Every David Lynch Film Ranked From Worst To Best
1. Mulholland Drive
Mulholland Drive (2001) is considered the pinnacle of Lynch's career, and to your writer's mind, it distils perfectly Lynch's genius as both a filmmaker and a visionary capable of adapting to pressure and dreaming something more beautiful from it.
The dangled subplots from the would-be TV show - Mulholland Drive was envisioned and in part filmed as TV pilot - are repurposed as echoed, hallucinatory extensions of the film's creeping, dreadful undercurrent. In particular, Lynch evokes this "God-awful feeling" in the infamous dumpster monster scene, in which an awful manifestation acts as both hideous portent of doom and a visual metaphor of the main plot's nightmarish subversion of Betty Elms' Hollywood dream.

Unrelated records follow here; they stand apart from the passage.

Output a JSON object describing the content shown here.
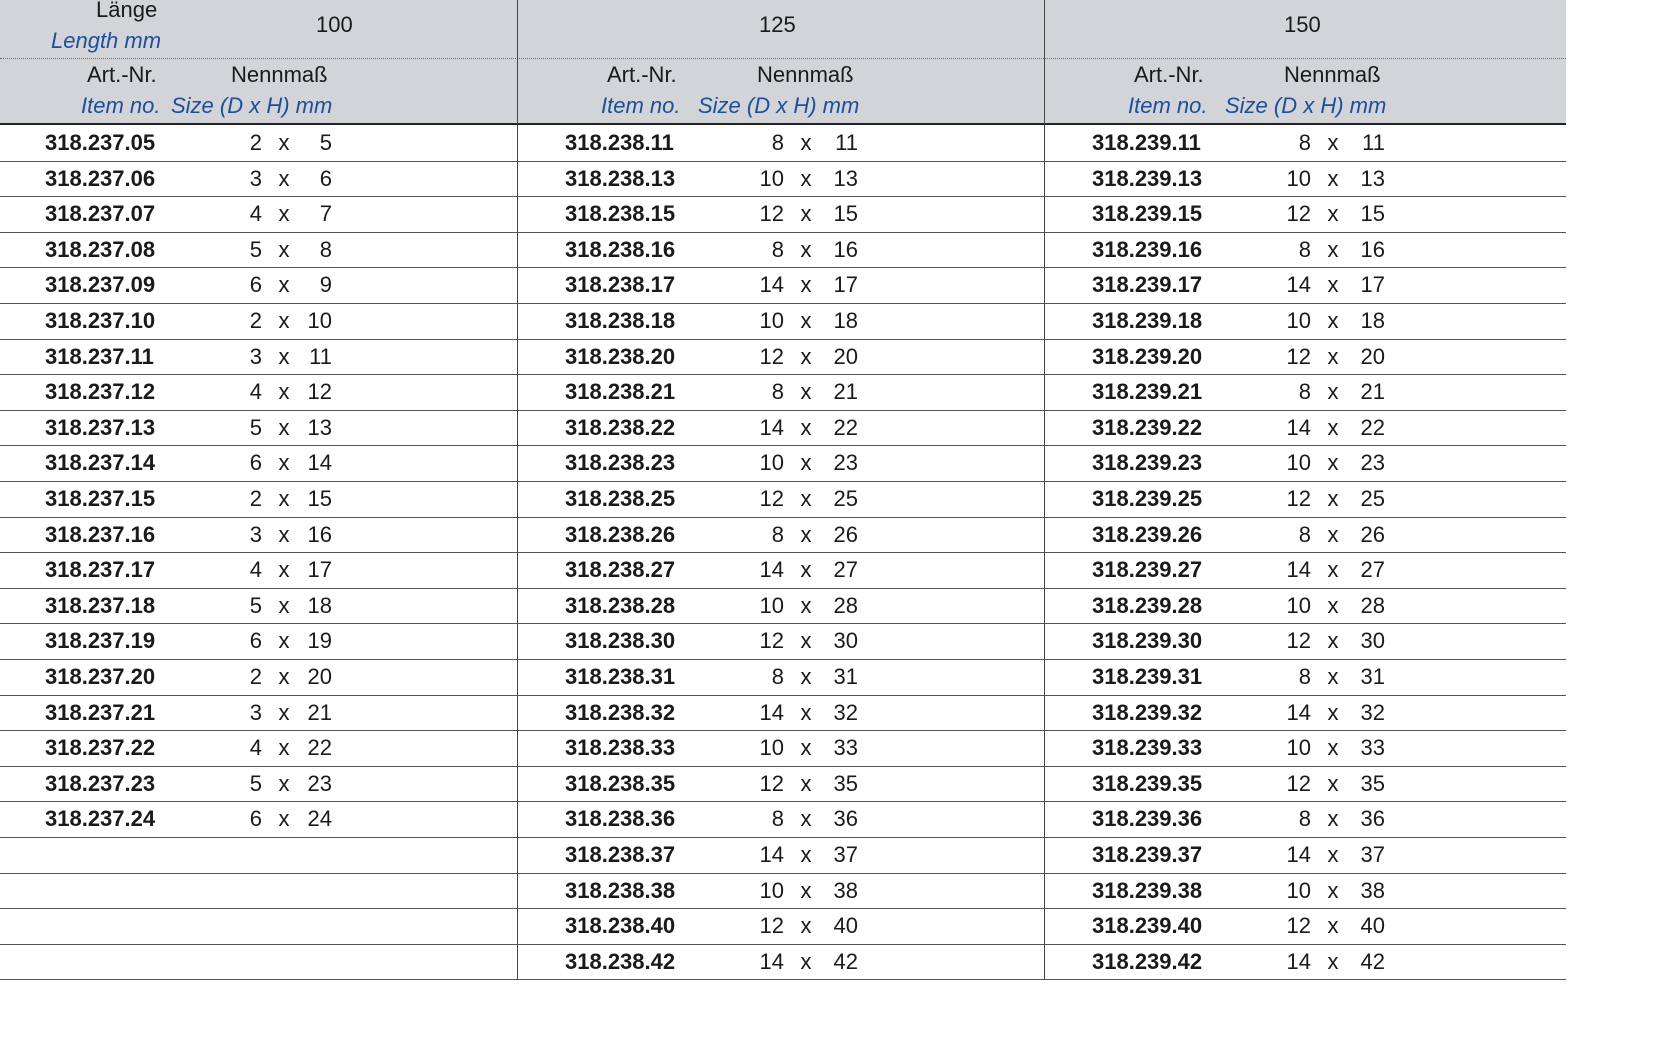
{
  "header": {
    "length_de": "Länge",
    "length_en": "Length mm",
    "groups": [
      "100",
      "125",
      "150"
    ],
    "artnr_de": "Art.-Nr.",
    "itemno_en": "Item no.",
    "size_de": "Nennmaß",
    "size_en": "Size (D x H) mm"
  },
  "separator": "x",
  "groups": [
    {
      "length": "100",
      "rows": [
        {
          "item": "318.237.05",
          "d": "2",
          "h": "5"
        },
        {
          "item": "318.237.06",
          "d": "3",
          "h": "6"
        },
        {
          "item": "318.237.07",
          "d": "4",
          "h": "7"
        },
        {
          "item": "318.237.08",
          "d": "5",
          "h": "8"
        },
        {
          "item": "318.237.09",
          "d": "6",
          "h": "9"
        },
        {
          "item": "318.237.10",
          "d": "2",
          "h": "10"
        },
        {
          "item": "318.237.11",
          "d": "3",
          "h": "11"
        },
        {
          "item": "318.237.12",
          "d": "4",
          "h": "12"
        },
        {
          "item": "318.237.13",
          "d": "5",
          "h": "13"
        },
        {
          "item": "318.237.14",
          "d": "6",
          "h": "14"
        },
        {
          "item": "318.237.15",
          "d": "2",
          "h": "15"
        },
        {
          "item": "318.237.16",
          "d": "3",
          "h": "16"
        },
        {
          "item": "318.237.17",
          "d": "4",
          "h": "17"
        },
        {
          "item": "318.237.18",
          "d": "5",
          "h": "18"
        },
        {
          "item": "318.237.19",
          "d": "6",
          "h": "19"
        },
        {
          "item": "318.237.20",
          "d": "2",
          "h": "20"
        },
        {
          "item": "318.237.21",
          "d": "3",
          "h": "21"
        },
        {
          "item": "318.237.22",
          "d": "4",
          "h": "22"
        },
        {
          "item": "318.237.23",
          "d": "5",
          "h": "23"
        },
        {
          "item": "318.237.24",
          "d": "6",
          "h": "24"
        }
      ]
    },
    {
      "length": "125",
      "rows": [
        {
          "item": "318.238.11",
          "d": "8",
          "h": "11"
        },
        {
          "item": "318.238.13",
          "d": "10",
          "h": "13"
        },
        {
          "item": "318.238.15",
          "d": "12",
          "h": "15"
        },
        {
          "item": "318.238.16",
          "d": "8",
          "h": "16"
        },
        {
          "item": "318.238.17",
          "d": "14",
          "h": "17"
        },
        {
          "item": "318.238.18",
          "d": "10",
          "h": "18"
        },
        {
          "item": "318.238.20",
          "d": "12",
          "h": "20"
        },
        {
          "item": "318.238.21",
          "d": "8",
          "h": "21"
        },
        {
          "item": "318.238.22",
          "d": "14",
          "h": "22"
        },
        {
          "item": "318.238.23",
          "d": "10",
          "h": "23"
        },
        {
          "item": "318.238.25",
          "d": "12",
          "h": "25"
        },
        {
          "item": "318.238.26",
          "d": "8",
          "h": "26"
        },
        {
          "item": "318.238.27",
          "d": "14",
          "h": "27"
        },
        {
          "item": "318.238.28",
          "d": "10",
          "h": "28"
        },
        {
          "item": "318.238.30",
          "d": "12",
          "h": "30"
        },
        {
          "item": "318.238.31",
          "d": "8",
          "h": "31"
        },
        {
          "item": "318.238.32",
          "d": "14",
          "h": "32"
        },
        {
          "item": "318.238.33",
          "d": "10",
          "h": "33"
        },
        {
          "item": "318.238.35",
          "d": "12",
          "h": "35"
        },
        {
          "item": "318.238.36",
          "d": "8",
          "h": "36"
        },
        {
          "item": "318.238.37",
          "d": "14",
          "h": "37"
        },
        {
          "item": "318.238.38",
          "d": "10",
          "h": "38"
        },
        {
          "item": "318.238.40",
          "d": "12",
          "h": "40"
        },
        {
          "item": "318.238.42",
          "d": "14",
          "h": "42"
        }
      ]
    },
    {
      "length": "150",
      "rows": [
        {
          "item": "318.239.11",
          "d": "8",
          "h": "11"
        },
        {
          "item": "318.239.13",
          "d": "10",
          "h": "13"
        },
        {
          "item": "318.239.15",
          "d": "12",
          "h": "15"
        },
        {
          "item": "318.239.16",
          "d": "8",
          "h": "16"
        },
        {
          "item": "318.239.17",
          "d": "14",
          "h": "17"
        },
        {
          "item": "318.239.18",
          "d": "10",
          "h": "18"
        },
        {
          "item": "318.239.20",
          "d": "12",
          "h": "20"
        },
        {
          "item": "318.239.21",
          "d": "8",
          "h": "21"
        },
        {
          "item": "318.239.22",
          "d": "14",
          "h": "22"
        },
        {
          "item": "318.239.23",
          "d": "10",
          "h": "23"
        },
        {
          "item": "318.239.25",
          "d": "12",
          "h": "25"
        },
        {
          "item": "318.239.26",
          "d": "8",
          "h": "26"
        },
        {
          "item": "318.239.27",
          "d": "14",
          "h": "27"
        },
        {
          "item": "318.239.28",
          "d": "10",
          "h": "28"
        },
        {
          "item": "318.239.30",
          "d": "12",
          "h": "30"
        },
        {
          "item": "318.239.31",
          "d": "8",
          "h": "31"
        },
        {
          "item": "318.239.32",
          "d": "14",
          "h": "32"
        },
        {
          "item": "318.239.33",
          "d": "10",
          "h": "33"
        },
        {
          "item": "318.239.35",
          "d": "12",
          "h": "35"
        },
        {
          "item": "318.239.36",
          "d": "8",
          "h": "36"
        },
        {
          "item": "318.239.37",
          "d": "14",
          "h": "37"
        },
        {
          "item": "318.239.38",
          "d": "10",
          "h": "38"
        },
        {
          "item": "318.239.40",
          "d": "12",
          "h": "40"
        },
        {
          "item": "318.239.42",
          "d": "14",
          "h": "42"
        }
      ]
    }
  ]
}
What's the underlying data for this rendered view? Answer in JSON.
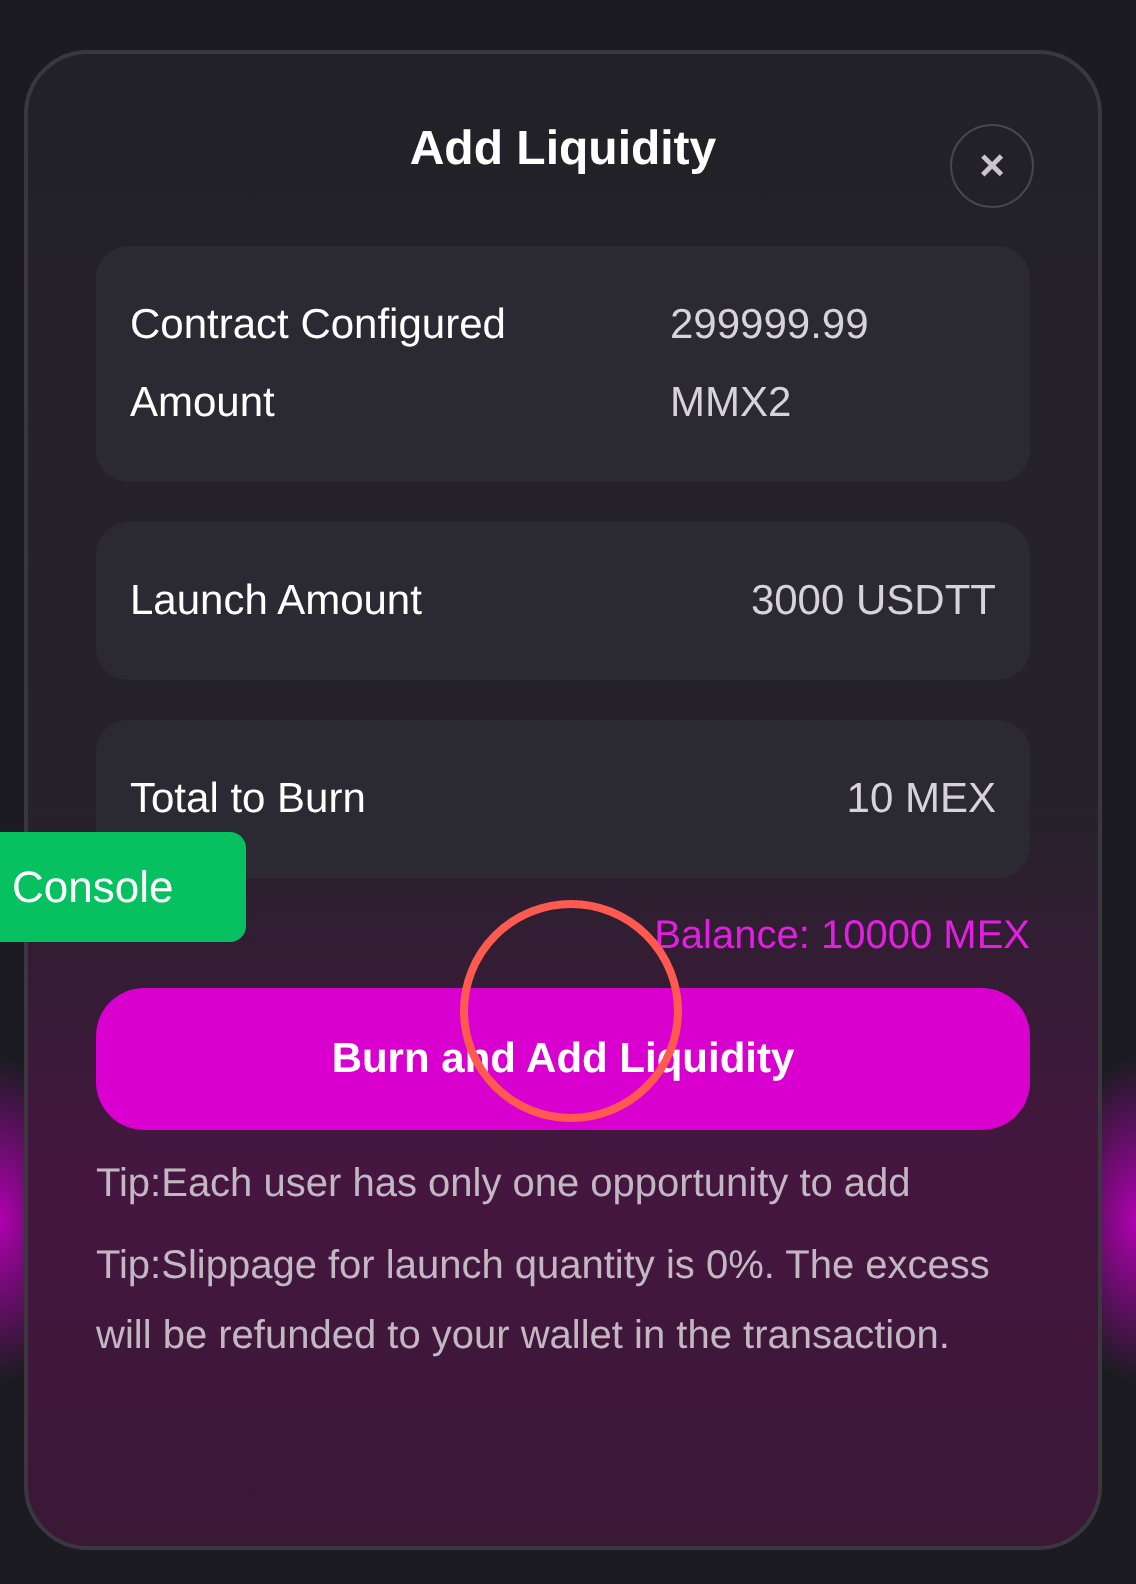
{
  "dialog": {
    "title": "Add Liquidity",
    "close": "×"
  },
  "rows": [
    {
      "label": "Contract Configured Amount",
      "value": "299999.99 MMX2"
    },
    {
      "label": "Launch Amount",
      "value": "3000 USDTT"
    },
    {
      "label": "Total to Burn",
      "value": "10 MEX"
    }
  ],
  "balance": "Balance: 10000 MEX",
  "action": "Burn and Add Liquidity",
  "tips": [
    "Tip:Each user has only one opportunity to add",
    "Tip:Slippage for launch quantity is 0%. The excess will be refunded to your wallet in the transaction."
  ],
  "console_button": "Console"
}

As Betty, Naomi Watts enters a career-best and career-launching performance, as her gee whizz, wide-eyed innocence unravels into a dark, interconnected mystery in a concentrated celebration and assault of Hollywood, the beauty and malignance of which is explored through the gorgeous, pathos-laden Silencio sequence and the unsettling quality of the Cowboy's 'smart Alec" speech, in which Lafayette Montgomery joins the ranks of Lynch's disturbing other creations. It is a sequence that can be read as a representation of unyielding Hollywood oppression - the additional features of The Return's BluRay all but confirm that the machine remains Lynch's own antagonist - but really, this is the ultimate interpretive Lynch magnum opus, a work that invites endless insights over the course of its spellbinding 146 minute running time.
The overarching dream interpretation indirectly ruined by the notorious Dallas retcon of season 9, it's an indication of the film's brilliance that Lynch absolved and perfected the rotten trope without even definitively using it.